IN MAY of this year, the Yale Program on Climate Change Communication reported a startling poll finding: 39 percent of Americans believe there’s at least a fifty percent chance that climate change will kill off the human race. A sense that we’re doomed seems to be creeping in. Perhaps it’s not a surprise, given President Trump’s energy policies. He is, after all, cramming CO2 into the sky like a James Bond supervillain. No wonder the public feels on edge.
So far, though, we haven’t seen much protest. Indeed, there’s a growing sense of resignation. Friends of mine almost casually mention the appearance of bizarre craters all over Siberia. It seems that the decaying permafrost is leaking CO2 and methane into underground pockets. They explode, popping out giant chunks of tundra. The entire Arctic, apparently, is fizzing with thawed greenhouse gases. Clearly, the situation is hopeless.
But what if it isn’t? Surely we must fight this doomsday trend. There’s so much at stake. For example, future generations. Readers of this magazine tend not to have children at the heterosexual rate, but lots of us are raising kids, and we have nieces and nephews.

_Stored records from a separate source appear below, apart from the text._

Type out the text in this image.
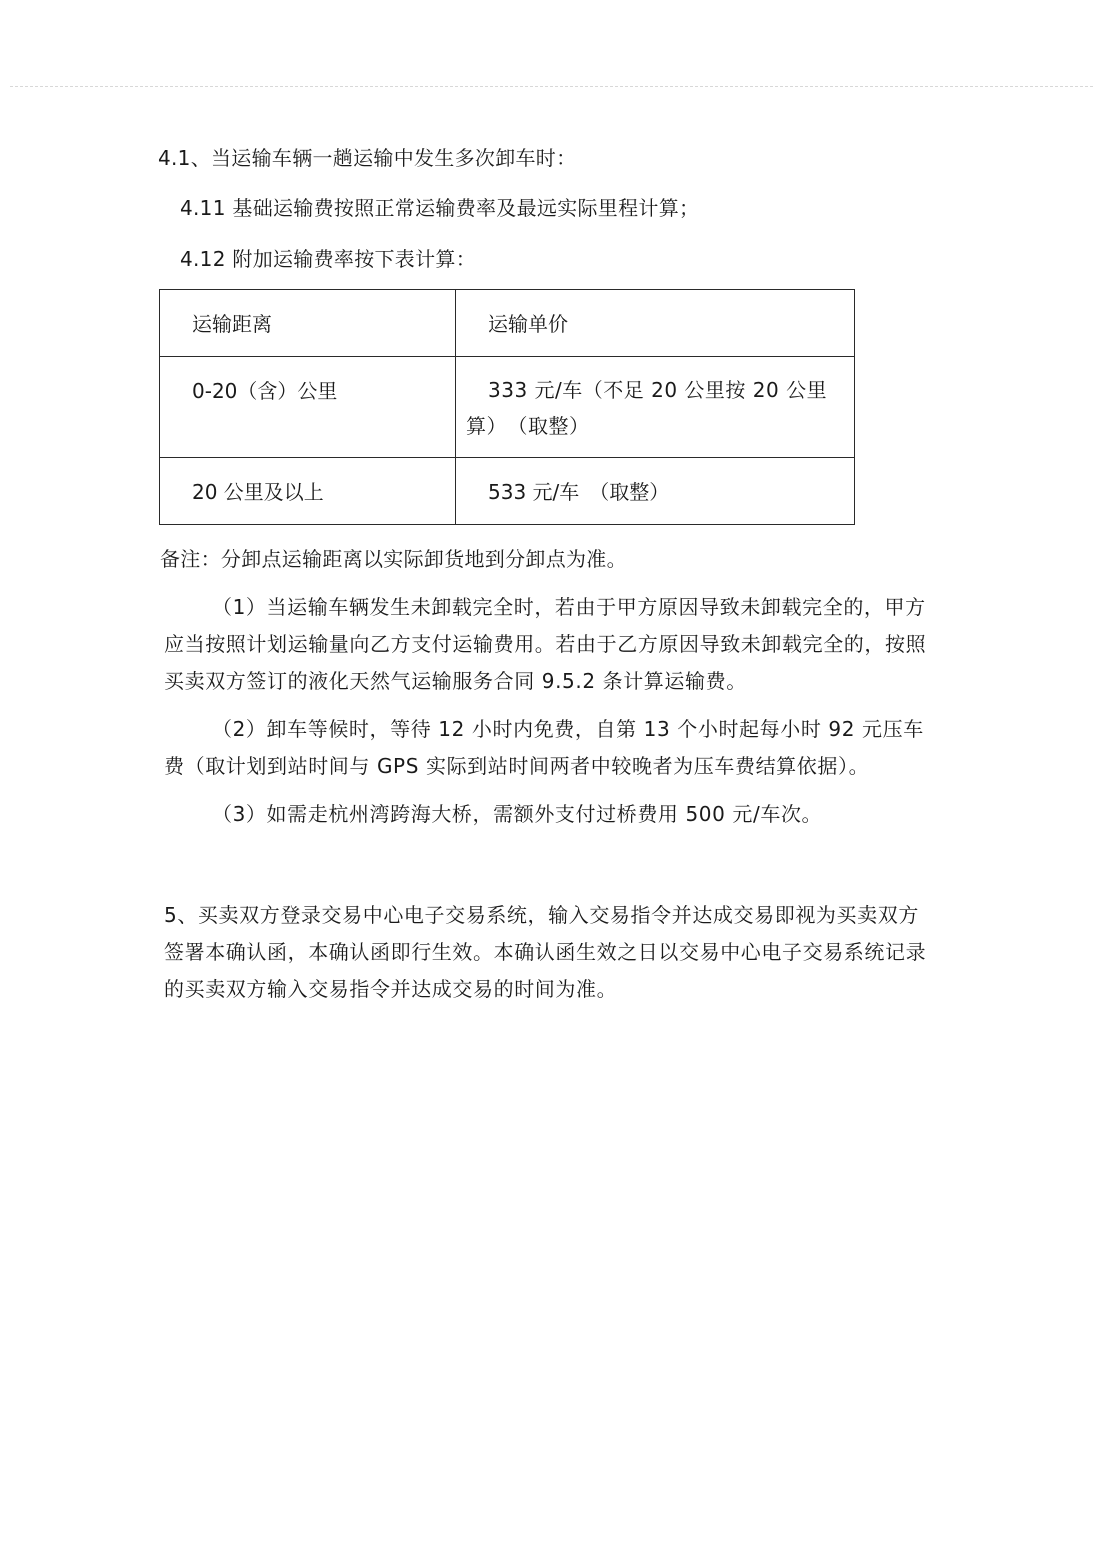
4.1、当运输车辆一趟运输中发生多次卸车时：
4.11 基础运输费按照正常运输费率及最远实际里程计算；
4.12 附加运输费率按下表计算：
运输距离	运输单价

0-20（含）公里	333 元/车（不足 20 公里按 20 公里算）　（取整）

20 公里及以上	533 元/车　（取整）
备注：分卸点运输距离以实际卸货地到分卸点为准。
（1）当运输车辆发生未卸载完全时，若由于甲方原因导致未卸载完全的，甲方应当按照计划运输量向乙方支付运输费用。若由于乙方原因导致未卸载完全的，按照买卖双方签订的液化天然气运输服务合同 9.5.2 条计算运输费。
（2）卸车等候时，等待 12 小时内免费，自第 13 个小时起每小时 92 元压车费（取计划到站时间与 GPS 实际到站时间两者中较晚者为压车费结算依据）。
（3）如需走杭州湾跨海大桥，需额外支付过桥费用 500 元/车次。
5、买卖双方登录交易中心电子交易系统，输入交易指令并达成交易即视为买卖双方签署本确认函，本确认函即行生效。本确认函生效之日以交易中心电子交易系统记录的买卖双方输入交易指令并达成交易的时间为准。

Of course we care about children. We’re not just sybarites living for “the now,” are we?
But for the sake of argument, let’s say that many of us live for the present and avoid having children. Why should we care about the future?
Let’s start with the question of art. Isn’t civilization worth saving for the beauty it produces? An informed love of art requires an eye for developing trends. In fact, it’s a truism that lesbians and gay men exert disproportionate influence on the avant-garde. We care about what is to come. The essence of hip is knowing what’s next.

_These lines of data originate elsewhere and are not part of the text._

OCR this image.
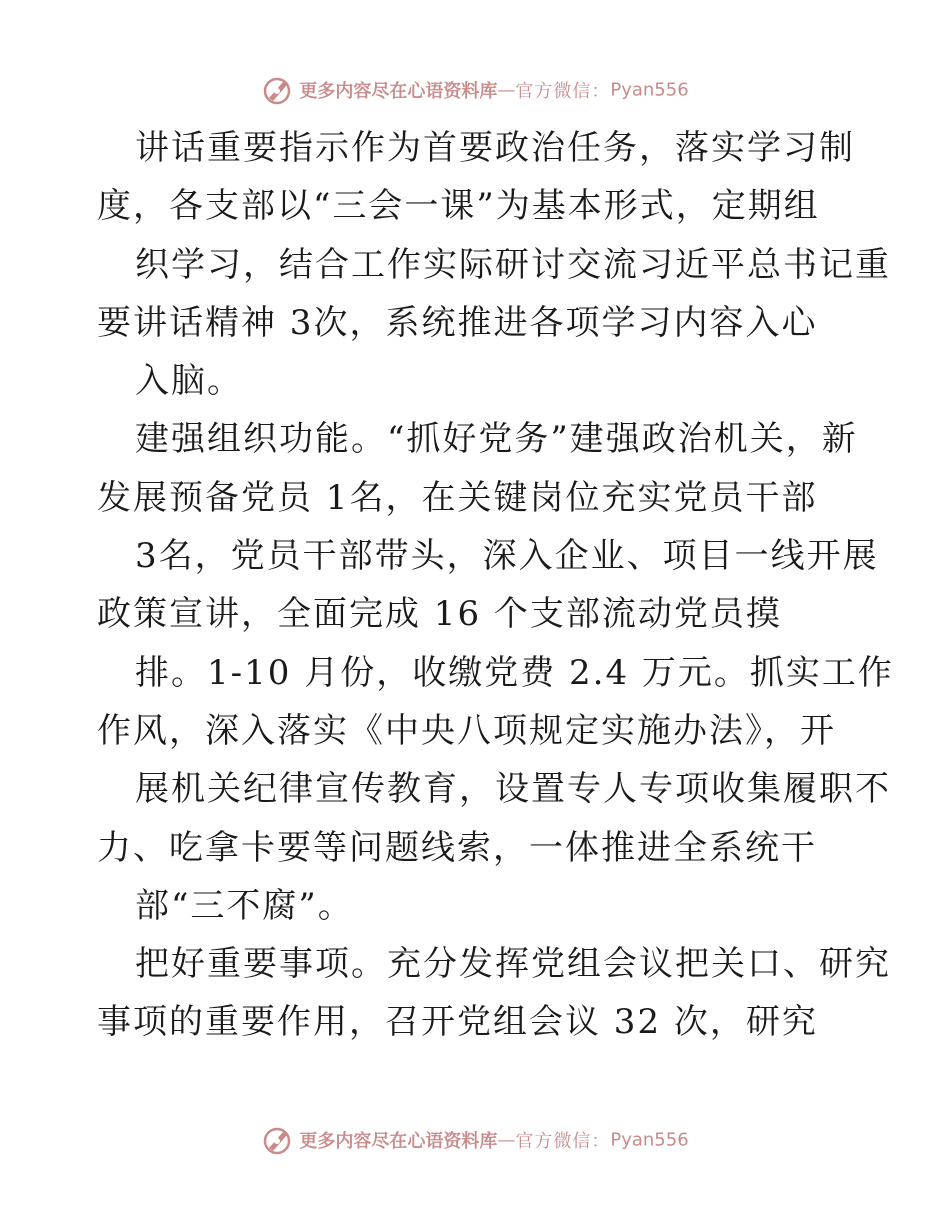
更多内容尽在心语资料库—官方微信：Pyan556
讲话重要指示作为首要政治任务，落实学习制
度，各支部以“三会一课”为基本形式，定期组
织学习，结合工作实际研讨交流习近平总书记重
要讲话精神 3次，系统推进各项学习内容入心
入脑。
建强组织功能。“抓好党务”建强政治机关，新
发展预备党员 1名，在关键岗位充实党员干部
3名，党员干部带头，深入企业、项目一线开展
政策宣讲，全面完成 16 个支部流动党员摸
排。1-10 月份，收缴党费 2.4 万元。抓实工作
作风，深入落实《中央八项规定实施办法》，开
展机关纪律宣传教育，设置专人专项收集履职不
力、吃拿卡要等问题线索，一体推进全系统干
部“三不腐”。
把好重要事项。充分发挥党组会议把关口、研究
事项的重要作用，召开党组会议 32 次，研究
更多内容尽在心语资料库—官方微信：Pyan556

That forward-looking knack also has a flipside, in the realm of art history, which is something of a gay specialty. There’s some validity to the notion of a “gay sensibility” that imparts an appreciation for art and how it developed. Perhaps this has to do with a talent for empathy. The ability to understand other points of view—to see as others see—is central to homosexuality’s penchant for crossing boundaries. To be able to see the world from other people’s perspective is a crucial element of art and of art appreciation, and it extends to art preservation: curatorship, connoisseurship, and the collection of art objects.

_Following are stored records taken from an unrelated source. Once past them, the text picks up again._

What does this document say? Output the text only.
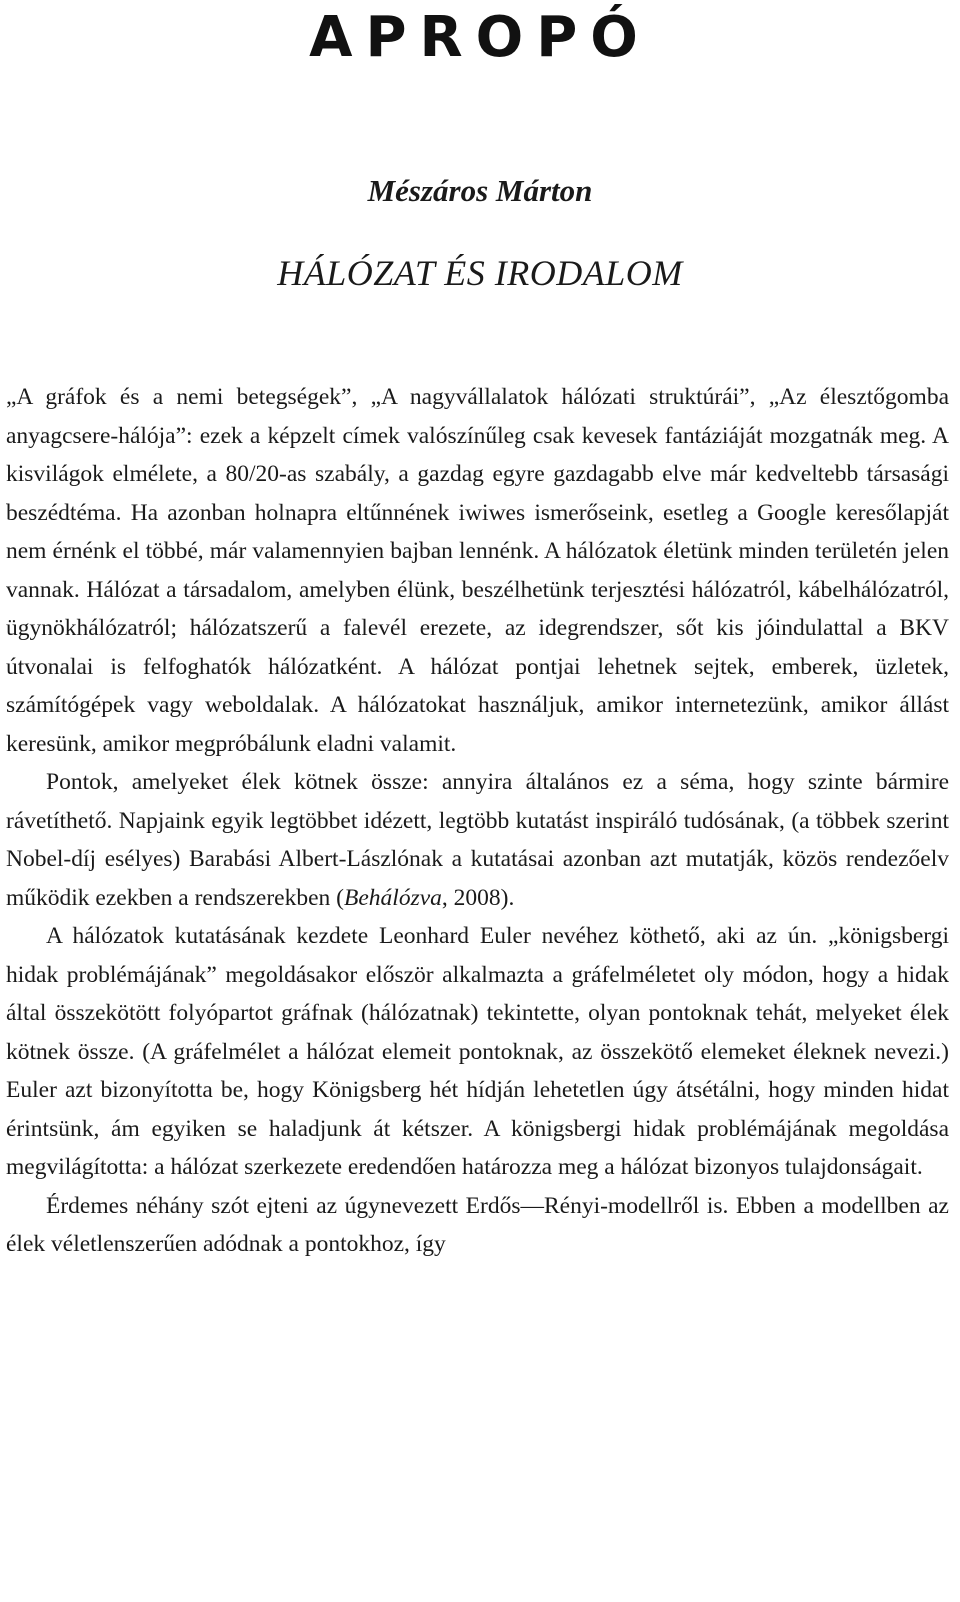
APROPÓ
Mészáros Márton
HÁLÓZAT ÉS IRODALOM

„A gráfok és a nemi betegségek”, „A nagyvállalatok hálózati struktúrái”, „Az élesztőgomba anyagcsere-hálója”: ezek a képzelt címek valószínűleg csak kevesek fantáziáját mozgatnák meg. A kisvilágok elmélete, a 80/20-as szabály, a gazdag egyre gazdagabb elve már kedveltebb társasági beszédtéma. Ha azonban holnapra eltűnnének iwiwes ismerőseink, esetleg a Google keresőlapját nem érnénk el többé, már valamennyien bajban lennénk. A hálózatok életünk minden területén jelen vannak. Hálózat a társadalom, amelyben élünk, beszélhetünk terjesztési hálózatról, kábelhálózatról, ügynökhálózatról; hálózatszerű a falevél erezete, az idegrendszer, sőt kis jóindulattal a BKV útvonalai is felfoghatók hálózatként. A hálózat pontjai lehetnek sejtek, emberek, üzletek, számítógépek vagy weboldalak. A hálózatokat használjuk, amikor internetezünk, amikor állást keresünk, amikor megpróbálunk eladni valamit.

Pontok, amelyeket élek kötnek össze: annyira általános ez a séma, hogy szinte bármire rávetíthető. Napjaink egyik legtöbbet idézett, legtöbb kutatást inspiráló tudósának, (a többek szerint Nobel-díj esélyes) Barabási Albert-Lászlónak a kutatásai azonban azt mutatják, közös rendezőelv működik ezekben a rendszerekben (Behálózva, 2008).

A hálózatok kutatásának kezdete Leonhard Euler nevéhez köthető, aki az ún. „königsbergi hidak problémájának” megoldásakor először alkalmazta a gráfelméletet oly módon, hogy a hidak által összekötött folyópartot gráfnak (hálózatnak) tekintette, olyan pontoknak tehát, melyeket élek kötnek össze. (A gráfelmélet a hálózat elemeit pontoknak, az összekötő elemeket éleknek nevezi.) Euler azt bizonyította be, hogy Königsberg hét hídján lehetetlen úgy átsétálni, hogy minden hidat érintsünk, ám egyiken se haladjunk át kétszer. A königsbergi hidak problémájának megoldása megvilágította: a hálózat szerkezete eredendően határozza meg a hálózat bizonyos tulajdonságait.

Érdemes néhány szót ejteni az úgynevezett Erdős—Rényi-modellről is. Ebben a modellben az élek véletlenszerűen adódnak a pontokhoz, így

How do these observations bear on the end of the world? I should think it’s obvious. LGBT people must defy the larger culture’s malaise. We must fight the dismal slide to climate ruin. Our very nature demands that we save civilization! We need to think of ourselves as hard-wired to protect beauty. Harry Hay said as much all those years ago: natural selection placed us here for a reason. It is our responsibility to take the lead in showing humanity how to protect the planet and preserve civilization.